Harmonis. Keselarasan dan keserasian ini bukan hadiah, dibutuhkan pengorbanan dan saling pengertian. Bahkan tanpa kepercayaan, tanpa kebijaksanaan, dan tanpa komunikasi yang baik tidak ada keharmonisan. Apalagi latar belakang dan kekuasaan mendominasi sebuah hubungan.
Tidak mudah menyatukan sebuah visi, apalagi dominasi politik begitu kuat. Alasan yang terkadang mengemuka adalah ketidakharmonisan hubungan antara antara pejabat satu dengan pejabat yang lain. Sebuah kontradiksi jika menilik kembali fungsi pejabat dalam sebuah negara.

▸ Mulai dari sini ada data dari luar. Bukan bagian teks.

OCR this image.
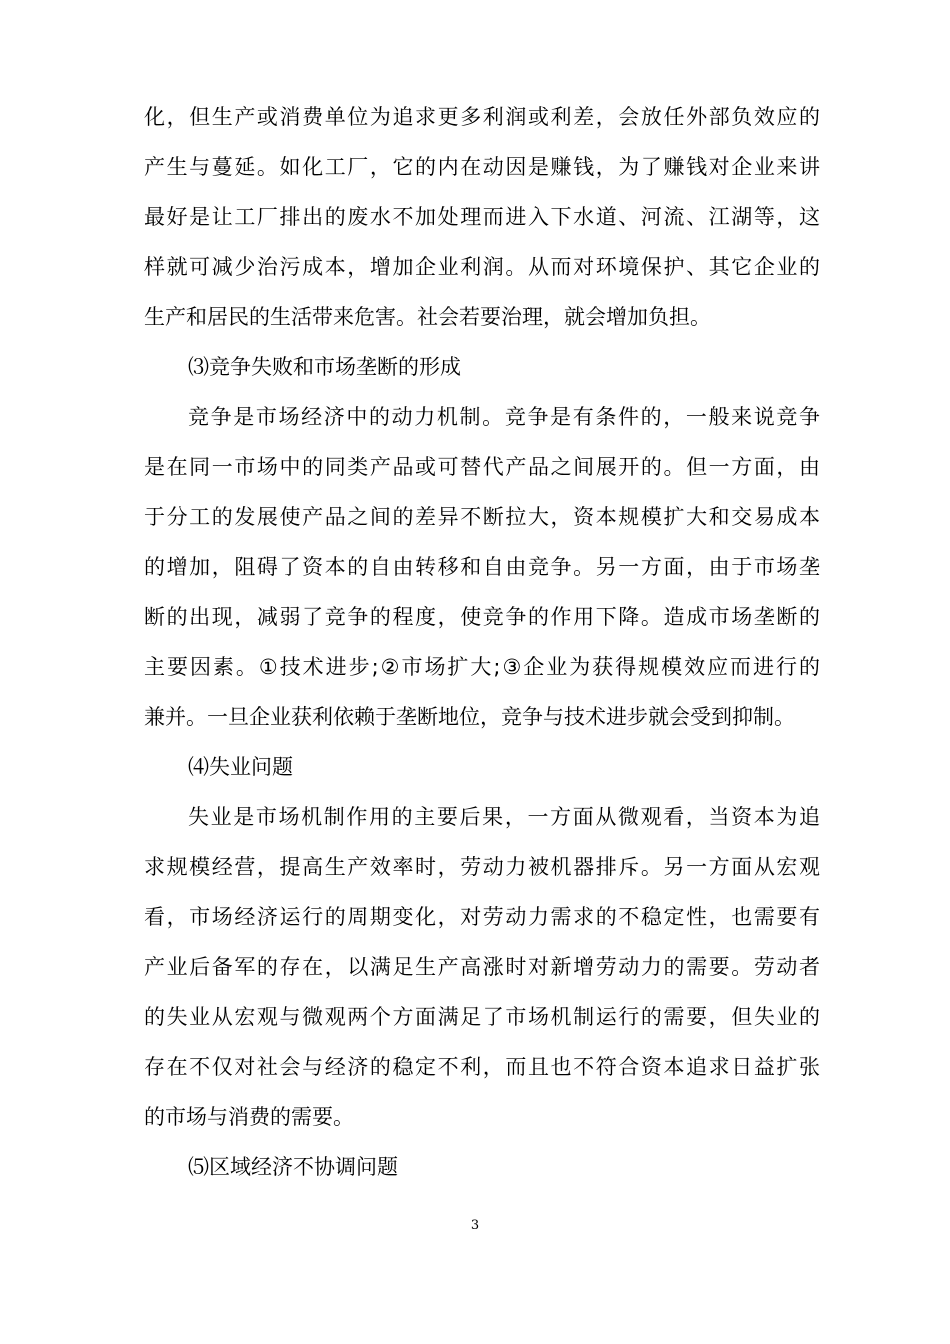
化，但生产或消费单位为追求更多利润或利差，会放任外部负效应的
产生与蔓延。如化工厂，它的内在动因是赚钱，为了赚钱对企业来讲
最好是让工厂排出的废水不加处理而进入下水道、河流、江湖等，这
样就可减少治污成本，增加企业利润。从而对环境保护、其它企业的
生产和居民的生活带来危害。社会若要治理，就会增加负担。
⑶竞争失败和市场垄断的形成
竞争是市场经济中的动力机制。竞争是有条件的，一般来说竞争
是在同一市场中的同类产品或可替代产品之间展开的。但一方面，由
于分工的发展使产品之间的差异不断拉大，资本规模扩大和交易成本
的增加，阻碍了资本的自由转移和自由竞争。另一方面，由于市场垄
断的出现，减弱了竞争的程度，使竞争的作用下降。造成市场垄断的
主要因素。①技术进步;②市场扩大;③企业为获得规模效应而进行的
兼并。一旦企业获利依赖于垄断地位，竞争与技术进步就会受到抑制。
⑷失业问题
失业是市场机制作用的主要后果，一方面从微观看，当资本为追
求规模经营，提高生产效率时，劳动力被机器排斥。另一方面从宏观
看，市场经济运行的周期变化，对劳动力需求的不稳定性，也需要有
产业后备军的存在，以满足生产高涨时对新增劳动力的需要。劳动者
的失业从宏观与微观两个方面满足了市场机制运行的需要，但失业的
存在不仅对社会与经济的稳定不利，而且也不符合资本追求日益扩张
的市场与消费的需要。
⑸区域经济不协调问题
3
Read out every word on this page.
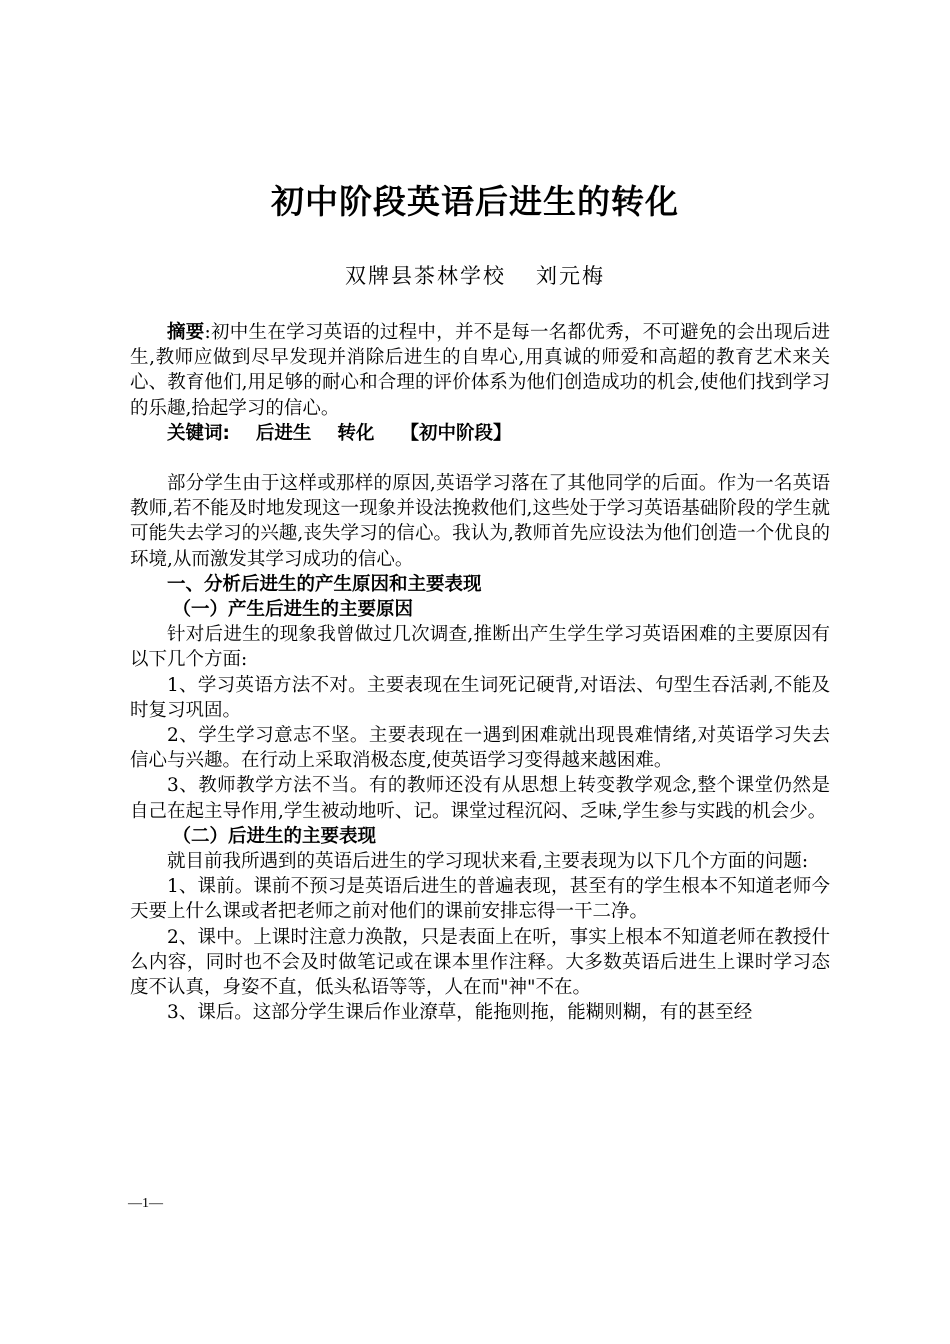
初中阶段英语后进生的转化
双牌县茶林学校 刘元梅

摘要:初中生在学习英语的过程中，并不是每一名都优秀，不可避免的会出现后进生,教师应做到尽早发现并消除后进生的自卑心,用真诚的师爱和高超的教育艺术来关心、教育他们,用足够的耐心和合理的评价体系为他们创造成功的机会,使他们找到学习的乐趣,拾起学习的信心。

关键词: 后进生 转化 【初中阶段】

部分学生由于这样或那样的原因,英语学习落在了其他同学的后面。作为一名英语教师,若不能及时地发现这一现象并设法挽救他们,这些处于学习英语基础阶段的学生就可能失去学习的兴趣,丧失学习的信心。我认为,教师首先应设法为他们创造一个优良的环境,从而激发其学习成功的信心。

一、分析后进生的产生原因和主要表现

（一）产生后进生的主要原因

针对后进生的现象我曾做过几次调查,推断出产生学生学习英语困难的主要原因有以下几个方面:

1、学习英语方法不对。主要表现在生词死记硬背,对语法、句型生吞活剥,不能及时复习巩固。

2、学生学习意志不坚。主要表现在一遇到困难就出现畏难情绪,对英语学习失去信心与兴趣。在行动上采取消极态度,使英语学习变得越来越困难。

3、教师教学方法不当。有的教师还没有从思想上转变教学观念,整个课堂仍然是自己在起主导作用,学生被动地听、记。课堂过程沉闷、乏味,学生参与实践的机会少。

（二）后进生的主要表现

就目前我所遇到的英语后进生的学习现状来看,主要表现为以下几个方面的问题:

1、课前。课前不预习是英语后进生的普遍表现，甚至有的学生根本不知道老师今天要上什么课或者把老师之前对他们的课前安排忘得一干二净。

2、课中。上课时注意力涣散，只是表面上在听，事实上根本不知道老师在教授什么内容，同时也不会及时做笔记或在课本里作注释。大多数英语后进生上课时学习态度不认真，身姿不直，低头私语等等，人在而"神"不在。

3、课后。这部分学生课后作业潦草，能拖则拖，能糊则糊，有的甚至经

—1—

Salah satu contoh, mundurnya Wakil Bupati Indramayu, Lucky Hakim. Lucky Hakim adalah kader Partai Demokrat, sementara Nina Agustina adalah kader Partai PDI Perjuangan. Keduanya mencoba menyatukan visi dalam satu paket Bupati dan Wakil Bupati. Keduanya dilantik menjadi Bupati dan Walikota Indramayu pada 26 Februari 2021. Kalau keduanya harus terpisah dalam paduan jabatan Bupati dan Wakil Bupati rasanya masyarakat patut berprasangka bahwa kedua kader kedua partai tersebut tidak bisa bersinergi.
Meskipun dalam masa jabatan dua tahun, keduanya mencoba untuk membangun keselarasan, kepaduan, toh, harus berakhir dengan perpisahan. Pada 8 Februari 2023, Lucky Hakim, mengajukan pengunduran sebagai Wakil Bupati Indramayu. Apapun alasan yang disampaikan Lucky Hakin, banyak yang menduga ada ketidakharmonisan hubungan antara Bupati dan Wakil Bupati, ada ketidakhamonisan antara kedua pejabat tinggi di Indramayu tersebut.
Gagal berkolaborasi
Peristiwa ini tidak pertama kali terjadi di Indonesia. Beberapa pejabat publik juga pernah mengundurkan diri hanya gara-gara tidak ada keserasian pikiran dan hati antara keduanya.
Pada tahun 2011, Dicky Chandra, Wakil Bupati Garut yang juga selebritis Indonesia secara mengejutkan memilih mengundurkan diri. Tidak ada masalah apapun, tidak ada kegagalan apapun, tiba-tiba pengunduran diri itu terjadi pada Rabu, 7 September 2011. Ketidakharmonisan hubungan Bupati dan Wakil Bupati Garut menjadi penyebab peristiwa itu, dan ternyata kondisi ini memang sudah berlangsung lama.(2)
Wakil Gubernur DKI Jakarta, Prijanto, pun pernah menyatakan undur diri dari jabatannya. Ia mengirimkan surat kepada Menteri Dalam Negeri pada 23 Desember 2011. Namun, pengunduran diri Prijanto itu ditolak oleh DPRD DKI Jakarta pada 6 Maret 2012. Kabar yang beredar,pengunduran diri ini disebabkan tidak adanya peran dan tugas sebagai Wakil Gubernur. Gubernur tidak memberikan wewenang di dalam tugas dan jabatannya.(2)
Pengunduran diri seorang pejabat publik tentunya menjadi berita menarik, bahkan dapat berkembang menjadi isu kebencian, isu pengekangan yang berkembang di berbagai media sosial. Bahkan, terkadang mendorong sinisme warga terhadap pejabat tertentu, terhadap partai tertentu.